Aber ich verstehe die Kritik und werde den Text in eins zwei Tagen löschen. (Hab schon vor Deinem Kommentar damit gespielt.)

Hätte ich statt von Yin und Yang von Vater-Mutter-Tantra gesprochen, hätte kein Schwein was verstanden. Karma gibt's nicht bloß im Hindusmus und alle anderen Terminologien sollten jeweils der Vereinfachung dienen - ich wählte jedesmal den bekanntesten Begriff.
(Antwort korrigiert am 29.08.2014)

 Regina äußerte darauf am 30.08.14:
Nur, weil ich nichts kapiere, brauchst du deinen Text nicht zu löschen.

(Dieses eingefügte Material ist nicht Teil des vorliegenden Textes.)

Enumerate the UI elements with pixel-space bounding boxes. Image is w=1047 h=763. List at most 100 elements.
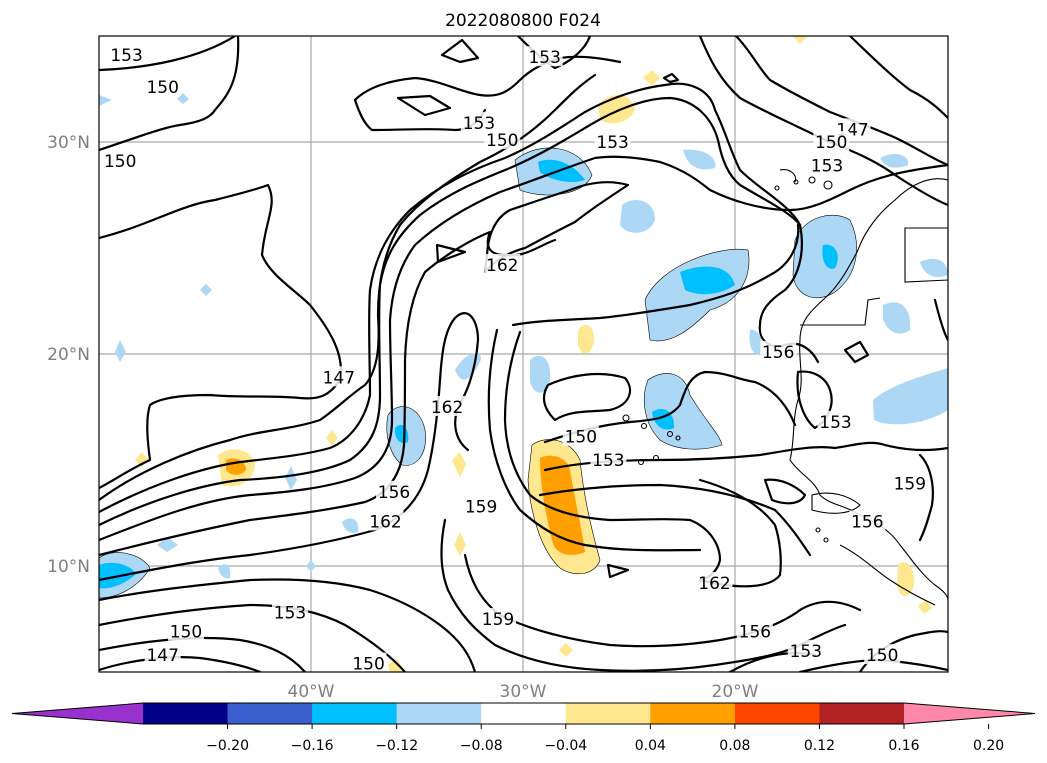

 LotharAtzert ergänzte dazu am 30.08.14:
Das ist wahr. Aber ich mache mir halt so meine Gedanken: einen Text, wie den obigen, schüttel auch ich nicht einfach aus dem Ärmel. Und während selbst kleinste Gefühlchen anderer Autoren, -will ja keinen Namen nennen ... hübsch in metaphernverschwommene Nichtssage-Wörtchen verpackt mit bis zu 25 Empfehlungen und lächerlichsten Lobhudeleien überfrachtet werden, empfängt die meinen zumeist eisiges Schweigen, oder, wie in Deinem Fall und auch Babettes, harsche Kritik. Für andere bin ich ein "naiver Fundamentalist."
Das ist zwar gut - Kritik ist immer gut und auch willkommen - aber das Ungleichgewicht ist doch immens.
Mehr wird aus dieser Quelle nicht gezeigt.